One by one, each man or woman gets a chance to prove their abilities in the sandy arena. A buzzer sounds, a gate opens and a calf is let loose, sending rider and horse galloping after the animal. As they catch up, the horse darts sharply around the sprinting calf and the cowboy releases the lasso, which falls in a perfect circle around the creature’s neck. Done deal. The roper gets off his horse and ties up the calf with moves so swift that it looks like magic. [All done completely stone-faced, of course.] A loudspeaker crackles out a judgment, and the next rider spurts out through rows of cowboy hats.

Despite what many of us laypeople might think, a rodeo is not just a fun event where testosterone-filled men challenge gravity and destiny. Many women compete in roping and barrel racing as well. But most important, the event demonstrates the real ranching capabilities of the riders and their horses. At this rodeo, the horses are for sale, giving people a chance to see which one fits their needs.

The Neshems watch the show intently, searching for the perfect horse to buy for their daughter, a skilled Western rider. At the Neshems’ ranch at Bagdad Hillside, elevations that vary from 1,800 to 4,000 feet make motorized access difficult. Instead, they have to use traditional ranching methods.

“We can use vehicles to place protein blocks in certain locations, but the roundups we have to do on horseback,” says Galen. Twice a year, spring and fall, they gather their cattle to wean the calves, vaccinate the animals and keep health records. The endeavor takes six weeks, working outside from sunrise to sunset — carrying food, tents and other supplies on the horses. Complaining about fatigue simply does not work among the Neshems.

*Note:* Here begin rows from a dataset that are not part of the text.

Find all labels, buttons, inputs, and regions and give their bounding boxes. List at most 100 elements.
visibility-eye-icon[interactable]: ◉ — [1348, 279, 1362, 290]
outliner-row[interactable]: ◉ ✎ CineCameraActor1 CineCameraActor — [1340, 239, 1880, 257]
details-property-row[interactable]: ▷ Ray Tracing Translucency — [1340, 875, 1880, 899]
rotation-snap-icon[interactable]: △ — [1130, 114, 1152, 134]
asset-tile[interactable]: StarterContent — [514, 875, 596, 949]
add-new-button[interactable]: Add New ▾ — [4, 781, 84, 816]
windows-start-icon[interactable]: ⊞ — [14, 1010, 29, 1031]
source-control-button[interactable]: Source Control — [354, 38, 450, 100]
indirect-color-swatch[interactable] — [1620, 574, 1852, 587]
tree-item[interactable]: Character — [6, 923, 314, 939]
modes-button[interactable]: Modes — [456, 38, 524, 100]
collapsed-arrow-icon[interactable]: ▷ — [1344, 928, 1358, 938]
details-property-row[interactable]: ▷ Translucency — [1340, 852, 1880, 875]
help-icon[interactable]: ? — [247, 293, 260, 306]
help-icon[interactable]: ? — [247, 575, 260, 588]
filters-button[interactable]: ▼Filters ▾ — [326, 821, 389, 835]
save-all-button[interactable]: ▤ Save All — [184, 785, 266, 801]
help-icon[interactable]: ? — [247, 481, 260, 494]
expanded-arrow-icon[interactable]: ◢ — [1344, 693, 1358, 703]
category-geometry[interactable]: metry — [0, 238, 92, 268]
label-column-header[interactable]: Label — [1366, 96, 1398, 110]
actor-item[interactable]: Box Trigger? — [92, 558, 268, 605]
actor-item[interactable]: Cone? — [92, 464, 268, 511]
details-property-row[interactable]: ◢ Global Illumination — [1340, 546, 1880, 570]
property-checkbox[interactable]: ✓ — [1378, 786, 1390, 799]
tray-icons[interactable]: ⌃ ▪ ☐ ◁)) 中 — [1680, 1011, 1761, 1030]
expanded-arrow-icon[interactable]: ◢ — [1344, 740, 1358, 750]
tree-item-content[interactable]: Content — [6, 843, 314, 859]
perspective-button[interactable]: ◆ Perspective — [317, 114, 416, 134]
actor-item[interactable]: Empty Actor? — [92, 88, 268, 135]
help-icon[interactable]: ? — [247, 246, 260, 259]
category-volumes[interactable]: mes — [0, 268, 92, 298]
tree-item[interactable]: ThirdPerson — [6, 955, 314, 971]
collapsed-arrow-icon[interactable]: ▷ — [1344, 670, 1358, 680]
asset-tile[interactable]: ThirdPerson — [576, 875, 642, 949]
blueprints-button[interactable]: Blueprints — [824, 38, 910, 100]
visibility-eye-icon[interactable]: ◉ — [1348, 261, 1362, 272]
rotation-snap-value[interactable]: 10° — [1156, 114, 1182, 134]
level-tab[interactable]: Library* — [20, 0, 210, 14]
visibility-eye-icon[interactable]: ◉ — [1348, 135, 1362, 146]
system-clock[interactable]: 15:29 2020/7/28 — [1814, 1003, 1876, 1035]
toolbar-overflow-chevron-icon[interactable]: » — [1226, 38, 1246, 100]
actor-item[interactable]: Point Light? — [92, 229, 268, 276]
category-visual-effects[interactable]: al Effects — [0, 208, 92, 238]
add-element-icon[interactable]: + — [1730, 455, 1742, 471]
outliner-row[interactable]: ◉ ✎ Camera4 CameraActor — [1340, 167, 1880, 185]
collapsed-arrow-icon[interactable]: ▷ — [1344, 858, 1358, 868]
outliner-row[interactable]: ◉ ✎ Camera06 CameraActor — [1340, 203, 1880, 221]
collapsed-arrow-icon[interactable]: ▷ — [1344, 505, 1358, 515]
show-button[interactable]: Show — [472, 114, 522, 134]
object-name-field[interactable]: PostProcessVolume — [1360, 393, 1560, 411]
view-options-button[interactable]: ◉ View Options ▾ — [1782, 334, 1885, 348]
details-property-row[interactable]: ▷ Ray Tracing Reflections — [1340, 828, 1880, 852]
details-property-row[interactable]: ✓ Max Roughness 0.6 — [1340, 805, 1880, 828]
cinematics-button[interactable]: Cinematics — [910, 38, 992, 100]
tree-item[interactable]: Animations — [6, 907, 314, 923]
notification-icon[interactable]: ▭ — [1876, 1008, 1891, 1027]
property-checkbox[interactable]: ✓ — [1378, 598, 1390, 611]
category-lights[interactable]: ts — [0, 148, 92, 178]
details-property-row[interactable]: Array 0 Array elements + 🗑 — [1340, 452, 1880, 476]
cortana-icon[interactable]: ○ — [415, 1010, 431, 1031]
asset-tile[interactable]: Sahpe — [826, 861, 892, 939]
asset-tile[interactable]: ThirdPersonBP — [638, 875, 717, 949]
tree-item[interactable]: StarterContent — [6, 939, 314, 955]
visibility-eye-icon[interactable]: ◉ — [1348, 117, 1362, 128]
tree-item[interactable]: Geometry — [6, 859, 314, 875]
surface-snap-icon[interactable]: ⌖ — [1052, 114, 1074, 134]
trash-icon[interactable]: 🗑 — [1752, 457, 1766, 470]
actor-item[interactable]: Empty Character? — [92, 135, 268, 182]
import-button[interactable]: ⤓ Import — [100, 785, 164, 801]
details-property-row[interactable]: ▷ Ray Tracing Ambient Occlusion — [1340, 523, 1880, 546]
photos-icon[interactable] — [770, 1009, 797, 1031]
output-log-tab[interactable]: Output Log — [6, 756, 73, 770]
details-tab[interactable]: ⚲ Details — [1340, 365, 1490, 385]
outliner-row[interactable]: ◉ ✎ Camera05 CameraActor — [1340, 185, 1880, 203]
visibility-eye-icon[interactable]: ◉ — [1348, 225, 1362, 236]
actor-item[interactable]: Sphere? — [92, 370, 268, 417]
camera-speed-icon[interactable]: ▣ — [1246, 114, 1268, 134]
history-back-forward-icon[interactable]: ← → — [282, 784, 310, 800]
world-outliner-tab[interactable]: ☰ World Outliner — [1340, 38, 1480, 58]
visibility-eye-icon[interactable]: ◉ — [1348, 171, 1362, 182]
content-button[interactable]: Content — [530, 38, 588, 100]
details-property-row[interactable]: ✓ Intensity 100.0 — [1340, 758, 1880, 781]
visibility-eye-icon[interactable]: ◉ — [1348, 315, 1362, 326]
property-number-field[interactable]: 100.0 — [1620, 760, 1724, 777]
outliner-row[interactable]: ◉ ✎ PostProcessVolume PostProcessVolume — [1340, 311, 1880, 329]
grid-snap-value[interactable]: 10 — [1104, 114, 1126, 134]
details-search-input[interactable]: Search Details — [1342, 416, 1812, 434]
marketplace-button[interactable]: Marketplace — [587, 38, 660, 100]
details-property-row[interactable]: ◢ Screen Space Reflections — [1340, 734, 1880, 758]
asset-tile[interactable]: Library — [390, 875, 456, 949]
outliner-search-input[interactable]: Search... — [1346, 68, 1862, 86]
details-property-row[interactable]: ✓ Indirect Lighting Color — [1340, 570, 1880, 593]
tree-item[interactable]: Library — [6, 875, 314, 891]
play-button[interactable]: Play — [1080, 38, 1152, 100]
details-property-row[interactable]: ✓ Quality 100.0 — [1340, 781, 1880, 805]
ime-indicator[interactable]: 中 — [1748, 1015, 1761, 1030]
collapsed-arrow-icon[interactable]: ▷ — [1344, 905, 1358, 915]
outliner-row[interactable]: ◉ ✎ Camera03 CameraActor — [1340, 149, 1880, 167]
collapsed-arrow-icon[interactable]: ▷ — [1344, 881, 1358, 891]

Breakfast and dinner are prepared at the campfire, and lunch is leftovers. [If there is time, that is.] Rodella recalls when a friend of their son from the city joined them to try out the cowboy life.

“He was a big guy, who liked eating. We were so busy working that day [that] we didn’t have lunch,” says Rodella. The guy looked a bit shocked and the following day he stuffed his pockets with bread, she recalls and laughs.

Modernity has of course made its way into the Neshems’ lives just as it has with other ranchers. Long ago, trucks replaced the need for long cattle drives. Electricity, drilling technology and solar panels have also done their share to lighten the load of a cowboy.

The Neshems consider themselves lucky to have a big family and many friends who are willing to help out during the spring roundup season, which takes place from mid-April until the end of May. Their oldest son will one day take over the ranch. Their other six children have different professions, but still love to make the trip home to live the ranch life.

“They all know how to rope and used to rodeo all the time,” says Rodella with a proud smile. “So if we buy a horse for our daughter today, we have to buy one for each of them,” says Galen, laughing.

With dusty hats and boots, cowboys filter in and out of the arena. Rodella greets a rider by his first name and hands him her water bottle for a sip. The Cattleman’s Weekend is not only about cattle — it offers camaraderie and fun.

This article appeared in the May 2011 print edition of The Raven Review.